Their rented hay acres keep agriculture lands in production. They are asked by neighbors to keep this farmland productive, and are taking old fields and rejuvenating them through good soil health management.

Community

The Mahalko’s have participated in grazing leadership for decades. They have, through the years, led in organizing, along with many others. During the 1990s, they worked both to promote grazing and to protest against cooperatives and processors who had “pitted farmers against farmers,” and to bargain for a more sustainable milk price, Kevin said. They continue to make appearances at the State Capitol, to promote organic dairy farming and grazing.

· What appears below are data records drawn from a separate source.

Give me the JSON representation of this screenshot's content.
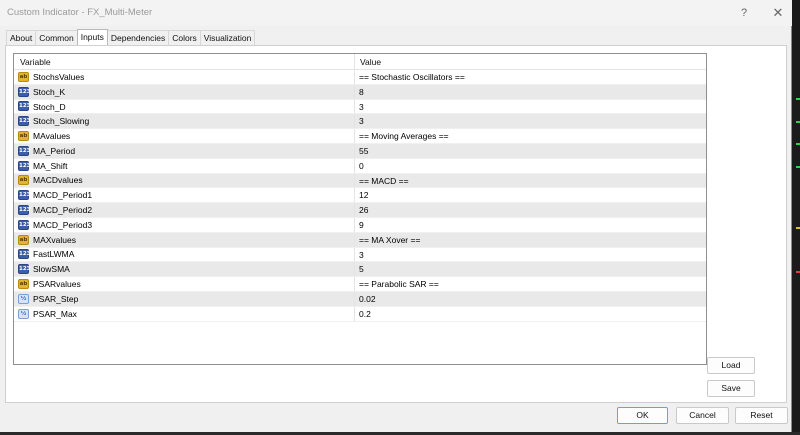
{
  "window": {
    "title": "Custom Indicator - FX_Multi-Meter",
    "help_label": "?",
    "close_label": "✕"
  },
  "tabs": [
    "About",
    "Common",
    "Inputs",
    "Dependencies",
    "Colors",
    "Visualization"
  ],
  "active_tab": "Inputs",
  "table": {
    "headers": {
      "variable": "Variable",
      "value": "Value"
    },
    "rows": [
      {
        "icon": "string-icon",
        "icon_text": "ab",
        "name": "StochsValues",
        "value": "== Stochastic Oscillators =="
      },
      {
        "icon": "integer-icon",
        "icon_text": "123",
        "name": "Stoch_K",
        "value": "8"
      },
      {
        "icon": "integer-icon",
        "icon_text": "123",
        "name": "Stoch_D",
        "value": "3"
      },
      {
        "icon": "integer-icon",
        "icon_text": "123",
        "name": "Stoch_Slowing",
        "value": "3"
      },
      {
        "icon": "string-icon",
        "icon_text": "ab",
        "name": "MAvalues",
        "value": "== Moving Averages =="
      },
      {
        "icon": "integer-icon",
        "icon_text": "123",
        "name": "MA_Period",
        "value": "55"
      },
      {
        "icon": "integer-icon",
        "icon_text": "123",
        "name": "MA_Shift",
        "value": "0"
      },
      {
        "icon": "string-icon",
        "icon_text": "ab",
        "name": "MACDvalues",
        "value": "== MACD =="
      },
      {
        "icon": "integer-icon",
        "icon_text": "123",
        "name": "MACD_Period1",
        "value": "12"
      },
      {
        "icon": "integer-icon",
        "icon_text": "123",
        "name": "MACD_Period2",
        "value": "26"
      },
      {
        "icon": "integer-icon",
        "icon_text": "123",
        "name": "MACD_Period3",
        "value": "9"
      },
      {
        "icon": "string-icon",
        "icon_text": "ab",
        "name": "MAXvalues",
        "value": "== MA Xover =="
      },
      {
        "icon": "integer-icon",
        "icon_text": "123",
        "name": "FastLWMA",
        "value": "3"
      },
      {
        "icon": "integer-icon",
        "icon_text": "123",
        "name": "SlowSMA",
        "value": "5"
      },
      {
        "icon": "string-icon",
        "icon_text": "ab",
        "name": "PSARvalues",
        "value": "== Parabolic SAR =="
      },
      {
        "icon": "double-icon",
        "icon_text": "½",
        "name": "PSAR_Step",
        "value": "0.02"
      },
      {
        "icon": "double-icon",
        "icon_text": "½",
        "name": "PSAR_Max",
        "value": "0.2"
      }
    ]
  },
  "side_buttons": {
    "load": "Load",
    "save": "Save"
  },
  "footer_buttons": {
    "ok": "OK",
    "cancel": "Cancel",
    "reset": "Reset"
  },
  "colors": {
    "accent_blue": "#6e9fd8",
    "string_icon": "#e3b52b",
    "integer_icon": "#3d5fa8"
  }
}
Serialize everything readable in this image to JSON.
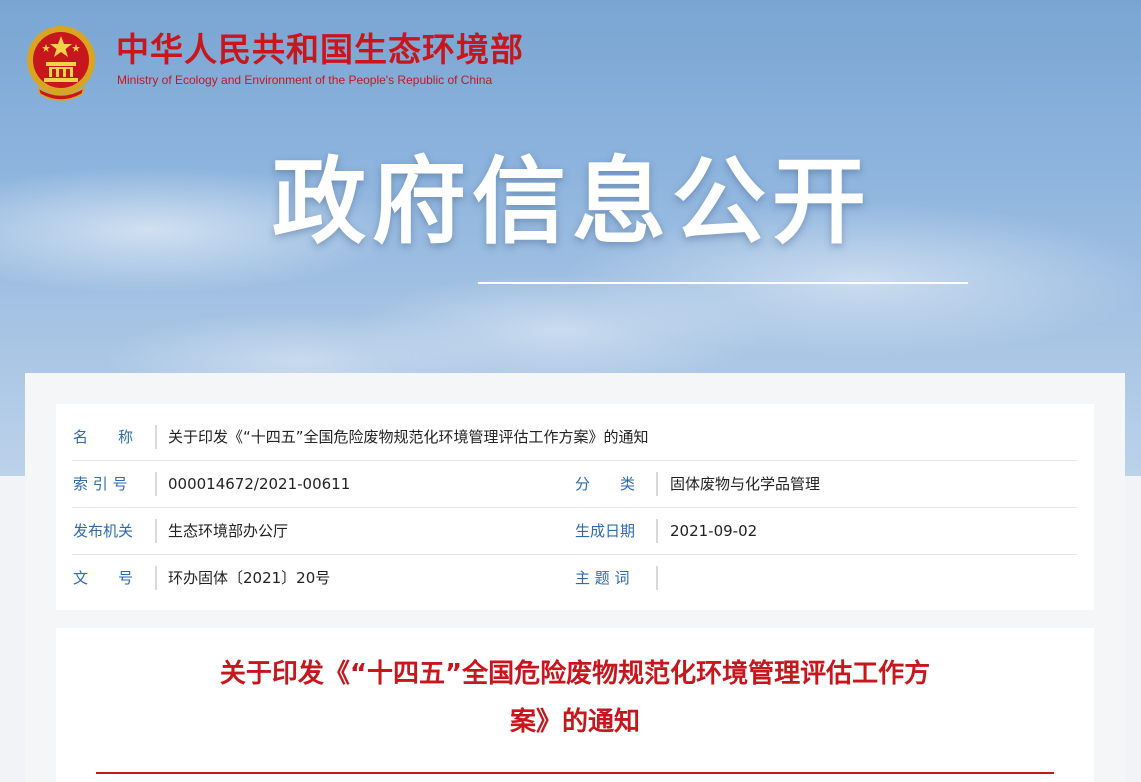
{
  "header": {
    "org_name_cn": "中华人民共和国生态环境部",
    "org_name_en": "Ministry of Ecology and Environment of the People's Republic of China",
    "emblem_icon": "national-emblem-icon",
    "brand_color": "#c8161d"
  },
  "banner": {
    "title": "政府信息公开"
  },
  "meta": {
    "name_label": "名　　称",
    "name_value": "关于印发《“十四五”全国危险废物规范化环境管理评估工作方案》的通知",
    "index_label": "索 引 号",
    "index_value": "000014672/2021-00611",
    "category_label": "分　　类",
    "category_value": "固体废物与化学品管理",
    "issuer_label": "发布机关",
    "issuer_value": "生态环境部办公厅",
    "date_label": "生成日期",
    "date_value": "2021-09-02",
    "docno_label": "文　　号",
    "docno_value": "环办固体〔2021〕20号",
    "keywords_label": "主 题 词",
    "keywords_value": ""
  },
  "document": {
    "title_line1": "关于印发《“十四五”全国危险废物规范化环境管理评估工作方",
    "title_line2": "案》的通知"
  }
}
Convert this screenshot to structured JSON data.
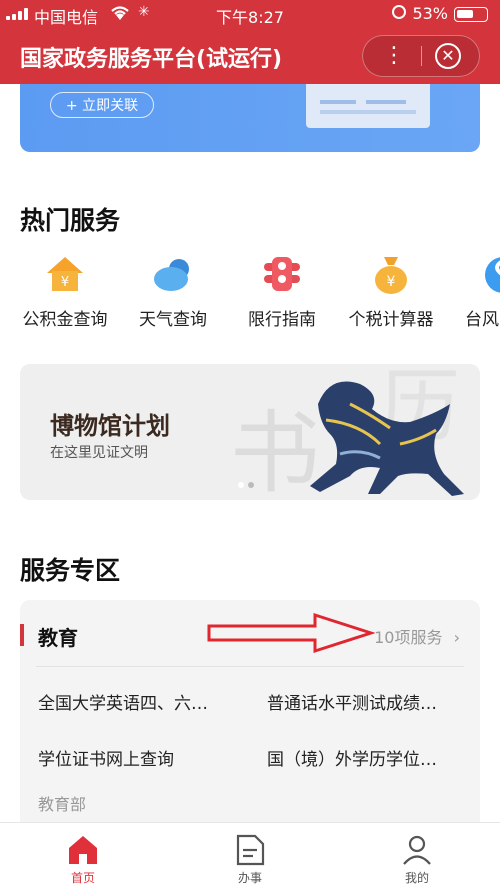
{
  "status_bar": {
    "carrier": "中国电信",
    "time": "下午8:27",
    "battery": "53%"
  },
  "title_bar": {
    "title": "国家政务服务平台(试运行)"
  },
  "banner": {
    "link_label": "+ 立即关联"
  },
  "hot_services": {
    "title": "热门服务",
    "items": [
      {
        "label": "公积金查询",
        "icon": "house-icon"
      },
      {
        "label": "天气查询",
        "icon": "cloud-icon"
      },
      {
        "label": "限行指南",
        "icon": "traffic-light-icon"
      },
      {
        "label": "个税计算器",
        "icon": "money-bag-icon"
      },
      {
        "label": "台风",
        "icon": "typhoon-icon"
      }
    ]
  },
  "museum": {
    "title": "博物馆计划",
    "subtitle": "在这里见证文明"
  },
  "service_zone": {
    "title": "服务专区",
    "category": "教育",
    "count_label": "10项服务",
    "items": [
      "全国大学英语四、六…",
      "普通话水平测试成绩…",
      "学位证书网上查询",
      "国（境）外学历学位…"
    ],
    "department": "教育部"
  },
  "tabs": [
    {
      "label": "首页",
      "icon": "home-icon",
      "active": true
    },
    {
      "label": "办事",
      "icon": "document-icon",
      "active": false
    },
    {
      "label": "我的",
      "icon": "user-icon",
      "active": false
    }
  ],
  "colors": {
    "brand_red": "#d4343c",
    "banner_blue": "#5c9bf2"
  }
}
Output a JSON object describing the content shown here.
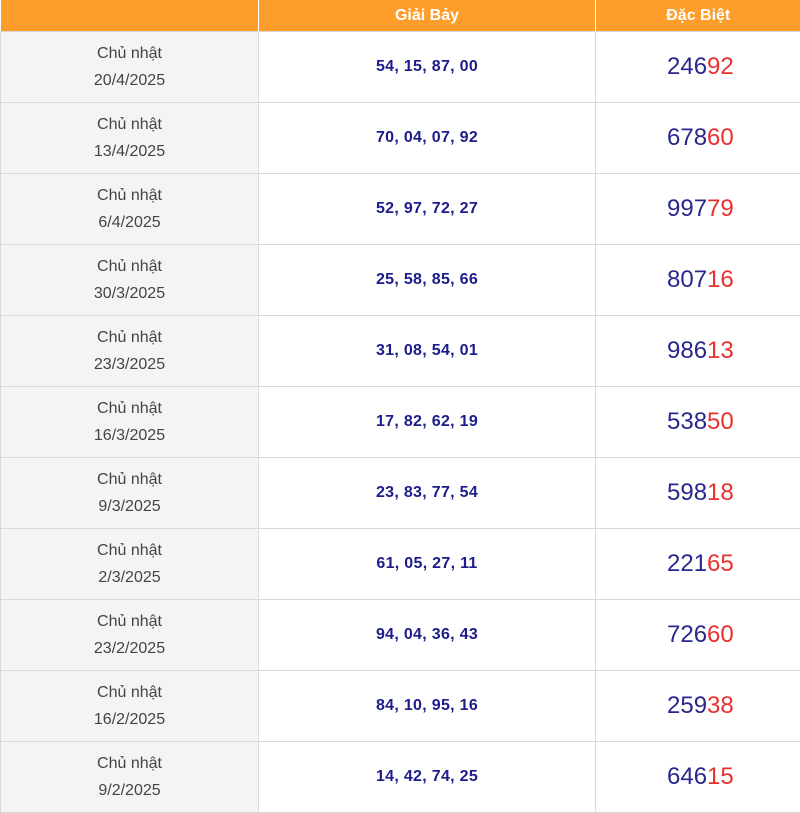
{
  "headers": {
    "date": "",
    "giai_bay": "Giải Bảy",
    "dac_biet": "Đặc Biệt"
  },
  "colors": {
    "header_bg": "#ff9d2b",
    "prize_blue": "#1c1c8a",
    "special_red": "#e8302f"
  },
  "rows": [
    {
      "weekday": "Chủ nhật",
      "date": "20/4/2025",
      "giai_bay": "54, 15, 87, 00",
      "special_head": "246",
      "special_tail": "92"
    },
    {
      "weekday": "Chủ nhật",
      "date": "13/4/2025",
      "giai_bay": "70, 04, 07, 92",
      "special_head": "678",
      "special_tail": "60"
    },
    {
      "weekday": "Chủ nhật",
      "date": "6/4/2025",
      "giai_bay": "52, 97, 72, 27",
      "special_head": "997",
      "special_tail": "79"
    },
    {
      "weekday": "Chủ nhật",
      "date": "30/3/2025",
      "giai_bay": "25, 58, 85, 66",
      "special_head": "807",
      "special_tail": "16"
    },
    {
      "weekday": "Chủ nhật",
      "date": "23/3/2025",
      "giai_bay": "31, 08, 54, 01",
      "special_head": "986",
      "special_tail": "13"
    },
    {
      "weekday": "Chủ nhật",
      "date": "16/3/2025",
      "giai_bay": "17, 82, 62, 19",
      "special_head": "538",
      "special_tail": "50"
    },
    {
      "weekday": "Chủ nhật",
      "date": "9/3/2025",
      "giai_bay": "23, 83, 77, 54",
      "special_head": "598",
      "special_tail": "18"
    },
    {
      "weekday": "Chủ nhật",
      "date": "2/3/2025",
      "giai_bay": "61, 05, 27, 11",
      "special_head": "221",
      "special_tail": "65"
    },
    {
      "weekday": "Chủ nhật",
      "date": "23/2/2025",
      "giai_bay": "94, 04, 36, 43",
      "special_head": "726",
      "special_tail": "60"
    },
    {
      "weekday": "Chủ nhật",
      "date": "16/2/2025",
      "giai_bay": "84, 10, 95, 16",
      "special_head": "259",
      "special_tail": "38"
    },
    {
      "weekday": "Chủ nhật",
      "date": "9/2/2025",
      "giai_bay": "14, 42, 74, 25",
      "special_head": "646",
      "special_tail": "15"
    }
  ]
}
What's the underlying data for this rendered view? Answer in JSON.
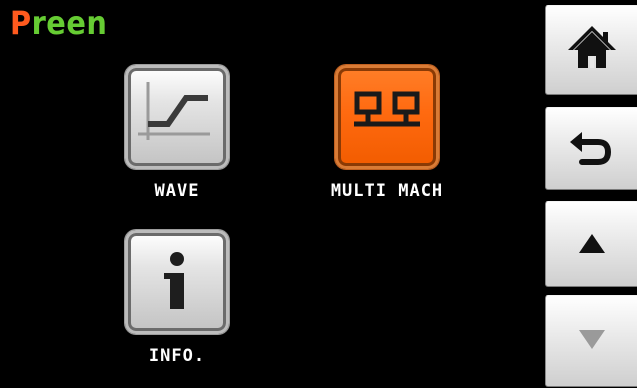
{
  "brand": {
    "letters": [
      {
        "ch": "P",
        "color": "#ff5a1e"
      },
      {
        "ch": "r",
        "color": "#66cc33"
      },
      {
        "ch": "e",
        "color": "#66cc33"
      },
      {
        "ch": "e",
        "color": "#66cc33"
      },
      {
        "ch": "n",
        "color": "#66cc33"
      }
    ]
  },
  "tiles": {
    "wave": {
      "label": "WAVE",
      "icon": "wave-curve-icon",
      "selected": false
    },
    "multi_mach": {
      "label": "MULTI MACH",
      "icon": "network-icon",
      "selected": true
    },
    "info": {
      "label": "INFO.",
      "icon": "info-icon",
      "selected": false
    }
  },
  "nav": {
    "home": {
      "icon": "home-icon"
    },
    "back": {
      "icon": "back-arrow-icon"
    },
    "up": {
      "icon": "up-triangle-icon"
    },
    "down": {
      "icon": "down-triangle-icon",
      "disabled": true
    }
  },
  "colors": {
    "background": "#000000",
    "accent_orange": "#ff6a10",
    "brand_green": "#66cc33",
    "brand_red": "#ff5a1e"
  }
}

The farm is open to members of the public for special events, including pasture walks, consumer events, and an ongoing partnership with public health officials. Nursing students have been welcomed onto the dairy each season for the past decade, to learn about the nutritional aspects of organic, grassfed milk as well as to see how the cows are raised, and maybe even to milk a cow themselves.

“It really has been tremendous to host them,” Kevin said of the student nurses. The program is a way “to build conversations with people in the health industry.”

Informing the community about the connections between healthy animals, a healthy environment, and healthy food is even more significant now that the world is facing a global pandemic, food supply chain disruptions, and economic devastation.

“If we had more farmers doing this kind of farming,” biosecurity of the food supply, meaningful work for more people, and better nutrition for consumers would help all of us,” Kevin said. “The triple bottom line of sustainability is important. Take care of people, the land and the livestock, and everyone wins and we have happy consumers who value farmers! There is no better place to live than on a vibrant farm.”